Blog article: Towards an updated Data Quality Score in Open Data

Towards an updated Data Quality Score in Open Data

Article text

Why and how Open Data Toronto is updating its score to assess data quality  

In 2020, we at Open Data Toronto started assigning and publishing Data Quality Scores (DQS) for a number of datasets. Now, in 2023, we’re updating some of the finer details of how we calculate and present these scores so to benefit data users and owners alike. 

How it started 

Way back when our portal started, we measured success in number of datasets; the more open datasets we had, the better we thought we were doing. 

This was wrong for a couple reasons: 

  1. Users don’t care how many datasets we have per se – they care about the datasets they want 
  2. Having more datasets doesn’t necessarily mean more data is being used 
  3. Data publishers thought that publishing more was key, and we worried this incentivized them to publish more datasets instead of better datasets 

If we stayed the course of “more is better”, then we risked making a swamp; a catalog of hundreds of out-of-date datasets in less-than-open formats, with no metadata and no context.
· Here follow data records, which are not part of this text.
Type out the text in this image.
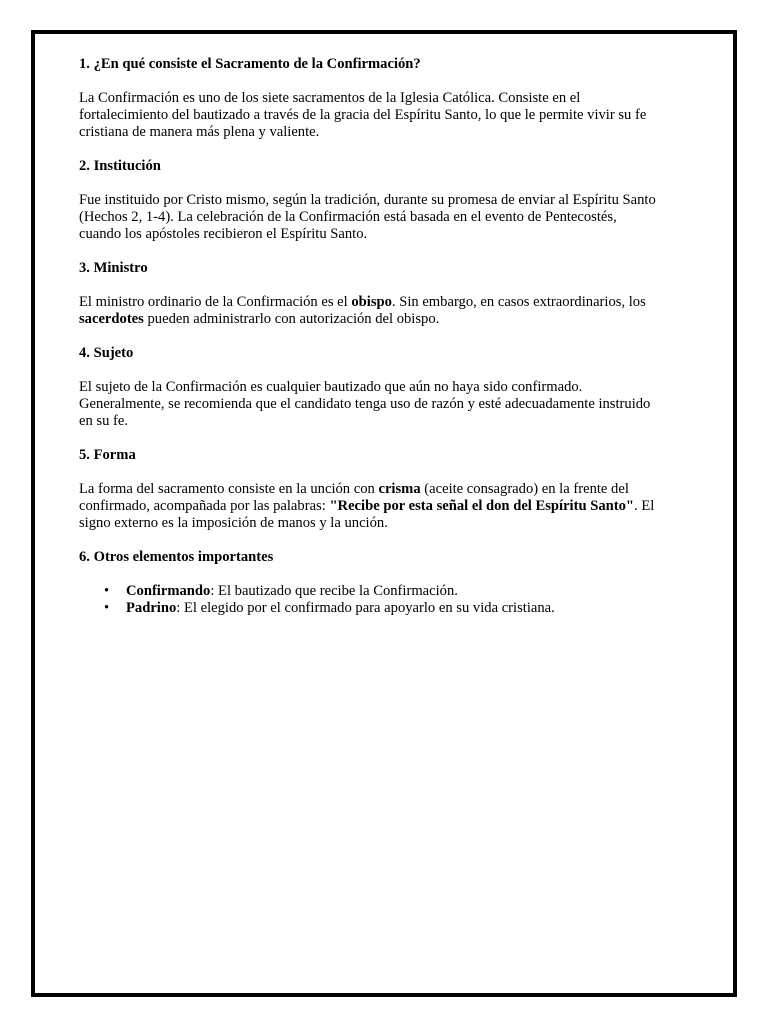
1. ¿En qué consiste el Sacramento de la Confirmación?

La Confirmación es uno de los siete sacramentos de la Iglesia Católica. Consiste en el fortalecimiento del bautizado a través de la gracia del Espíritu Santo, lo que le permite vivir su fe cristiana de manera más plena y valiente.

2. Institución

Fue instituido por Cristo mismo, según la tradición, durante su promesa de enviar al Espíritu Santo (Hechos 2, 1-4). La celebración de la Confirmación está basada en el evento de Pentecostés, cuando los apóstoles recibieron el Espíritu Santo.

3. Ministro

El ministro ordinario de la Confirmación es el obispo. Sin embargo, en casos extraordinarios, los sacerdotes pueden administrarlo con autorización del obispo.

4. Sujeto

El sujeto de la Confirmación es cualquier bautizado que aún no haya sido confirmado. Generalmente, se recomienda que el candidato tenga uso de razón y esté adecuadamente instruido en su fe.

5. Forma

La forma del sacramento consiste en la unción con crisma (aceite consagrado) en la frente del confirmado, acompañada por las palabras: "Recibe por esta señal el don del Espíritu Santo". El signo externo es la imposición de manos y la unción.

6. Otros elementos importantes
• Confirmando: El bautizado que recibe la Confirmación.
• Padrino: El elegido por el confirmado para apoyarlo en su vida cristiana.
It would be like a huge library, but you can never find what you want, and most books are in a language you can’t even read.  

Aiming to curtail this, we started assessing a basic measure of “quality” of our datasets. If you’re curious about our initial inspiration for doing DQS and how it worked, see the articles below for more: 

In short, though, we started with evaluating 5 general “dimensions” of data quality: 

  • Usability – how easy is the data to work with? 
  • Metadata – Is the data well described? 
  • Freshness – Is the dataset up to date? 
  • Completeness – Is there lots of missing data? 
  • Accessibility – Is the data easy to access for different kinds of users? 

We would evaluate the data based on those 5 dimensions, assigning it a score for each dimension. We would then sum those scores, weighing each dimension differently, to create a final score (out of 100) and grade (Gold, Silver, or Bronze) based on that score. 

We would recalculate that score for every dataset we had in our database (which is not every dataset – some are stored in files – more on that later) every week and present the grade on each dataset page.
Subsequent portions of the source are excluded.